Yine aynı Rus Çarı’na bir yıl sonra yazılan yarlık şöyle başlıyordu:
«Tanru Tebarek ve Teâlâ’nın esirgeme ve ihsanı ile Uluğ Orda ve Uluğ Yurdun ve Kırım tahtının, Deşti-kıpçak’nın Tat ile Tavkaç’ın Onkol ve Solkol’un ve şöhreti büyük askerin ulu padişahı ve ulu, azametli saadetli en büyük hem yiğit ve cömert, İslâm Dini padişahı Kırım Hanı Murat Giray Han»[2].
Kırım Hanları ve bilhassa Murat Giray bu yazılarıyla, Osmanlı Padişahları’na müsavi olduklarını göstermek istedikleri gibi, Osmanlı Devleti’nin idaresi altında olduğu iddia edilen yerlerin dahi kendisine ait olduklarını alenen ilân ediyordu.
Murat Giray birçok tecrübeler görmüş geçirmiş bir adam olduğundan Kırım Devleti için zararlı olan Osmanlı siyasetine kılıç kuvvetiyle son veremeyeceğini biliyor ve bu tarafa yaklaşmıyordu. O, diğer tedbirlere başvurdu.
Smirnof, yaptığı tetkikat neticesi olarak diyor ki:
«Murat Giray, idaresi altında olan memleketlerde, eski Tatar kanununu «Töre»yi tesis ederek şeriat esaslarını kırmak için yaptığı teşebbüsler akim kalmıştır»[3].
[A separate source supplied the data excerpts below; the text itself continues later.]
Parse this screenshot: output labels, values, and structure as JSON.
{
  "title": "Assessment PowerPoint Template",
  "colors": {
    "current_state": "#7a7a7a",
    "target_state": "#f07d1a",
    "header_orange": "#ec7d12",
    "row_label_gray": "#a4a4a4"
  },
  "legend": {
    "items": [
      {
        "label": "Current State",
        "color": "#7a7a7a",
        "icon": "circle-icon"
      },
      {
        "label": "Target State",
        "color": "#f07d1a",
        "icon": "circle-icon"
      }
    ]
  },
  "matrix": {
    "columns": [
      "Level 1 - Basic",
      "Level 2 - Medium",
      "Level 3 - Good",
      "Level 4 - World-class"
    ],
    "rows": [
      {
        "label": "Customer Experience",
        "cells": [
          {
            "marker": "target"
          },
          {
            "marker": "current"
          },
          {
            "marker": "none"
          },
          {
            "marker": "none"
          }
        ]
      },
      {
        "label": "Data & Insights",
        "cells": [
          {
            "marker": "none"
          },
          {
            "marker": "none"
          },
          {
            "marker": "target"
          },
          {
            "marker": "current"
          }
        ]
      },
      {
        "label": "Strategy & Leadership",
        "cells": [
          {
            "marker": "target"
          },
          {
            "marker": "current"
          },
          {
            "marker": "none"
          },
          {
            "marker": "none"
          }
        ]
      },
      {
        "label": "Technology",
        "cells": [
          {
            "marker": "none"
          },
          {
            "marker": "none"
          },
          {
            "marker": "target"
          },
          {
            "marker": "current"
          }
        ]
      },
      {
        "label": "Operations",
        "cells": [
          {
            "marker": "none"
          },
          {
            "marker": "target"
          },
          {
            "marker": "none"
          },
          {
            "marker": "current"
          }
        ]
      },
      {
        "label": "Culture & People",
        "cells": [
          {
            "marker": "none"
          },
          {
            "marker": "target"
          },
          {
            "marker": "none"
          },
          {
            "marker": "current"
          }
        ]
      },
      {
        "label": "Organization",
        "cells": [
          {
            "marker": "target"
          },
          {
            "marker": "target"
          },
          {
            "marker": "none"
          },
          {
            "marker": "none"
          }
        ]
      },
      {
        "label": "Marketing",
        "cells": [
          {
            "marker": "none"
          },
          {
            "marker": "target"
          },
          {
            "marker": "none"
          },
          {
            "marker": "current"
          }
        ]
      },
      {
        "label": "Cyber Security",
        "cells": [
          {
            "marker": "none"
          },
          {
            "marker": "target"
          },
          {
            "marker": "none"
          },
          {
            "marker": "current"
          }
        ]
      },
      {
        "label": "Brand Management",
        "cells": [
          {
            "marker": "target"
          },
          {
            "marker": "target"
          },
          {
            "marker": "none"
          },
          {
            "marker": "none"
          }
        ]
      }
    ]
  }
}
Bu kayıttan anlaşıldığına göre, Murat Giray, eski Cengiz Töresine dönerek, Osmanlı Devleti ile Kırım arasındaki münasebetleri diğer kalıba dökmek istemiştir. Yani, Osmanlı devlet adamlarının Kırım işlerine karışmasına bu suretle nihayet vermeye uğraşmıştır. Murat Murat Giray’ın bu teşebbüsüne başlıca Kırım ulemâsı mâni olmuştur ki bunların başında Şeyh Vani Efendi bulunuyordu.
Murat Giray gayet doğru idi, Cengiz âdetlerine vâkıftı. Bundan dolayı gerek Kırım ileri gelenlerine ve gerek halka kendini sevdirmeye muvaffak olmuştu ki bu da onun atmak istediği adımlar için oldukça ehemmiyeti haizdi.
Viyane Seferi açıldığı zaman, Han, bu sefere dâvet olunmuş ve yüzbin Tatar ve Nogay askerinden başka, emrine tâbî olan Çerkez kullarını da alarak yola çıkmıştı. Yukarda kaydettiğimiz sebeplerden dolayı Kırım Hanı’nın bu muharebeye canla başla iştirak etmediğine şüphe yoktur. Fakat bununla beraber, Osmanlı ordusuna ihanet etmeyi düşünmemiştir. O, sırf askerini Kara Mustafa Paşa’nın inadı uğruna imha etmeye razı olmamıştır. Smirnof diyor ki:
«Murat Giray Han bu muharebeye istemeyerek girmiştir. Kırım Hanı’nı bu vakitler en fazla alâkadar eden mesele Kırım’ın dahilî meseleleri idi»[4].
Kırım Hanı Stolni Belgrad’a[5] gelerek Kara Mustafa Paşa ile birleştikten sonra, Hanın iştirakiyle bir danışma toplantısı yapılmıştır. Bu toplantıda evvela Sadrazam söze başlayarak:
«Gerçi maksadımız Yanık kalesi’yle Komran kalesi’nin fethidir[6]. Hakkın lutfu ile ele geçirmek mümkün, lâkin kale almış oluruz memleket değil. Dileğim inşallah «Beç»’e[7] gitmektir. Ne dersiniz? diye üç defa sağına soluna bakarak sordu ise de kimseden cevap alamadı.»
Sonra Hüseyin Paşa’ya:
«Ağzın bağlı mı? Neye söylemezsin? diye sorduğunda : «Ferman sizden, hizmet bizden…» Sözleri ağzından döküldü. Diğerleri de «Sözü makuldur» cevabını verdikten sonra Fatiha okunmuştu. Söyleyen çok, kimsede itiraz belirtisi yoktu»[8].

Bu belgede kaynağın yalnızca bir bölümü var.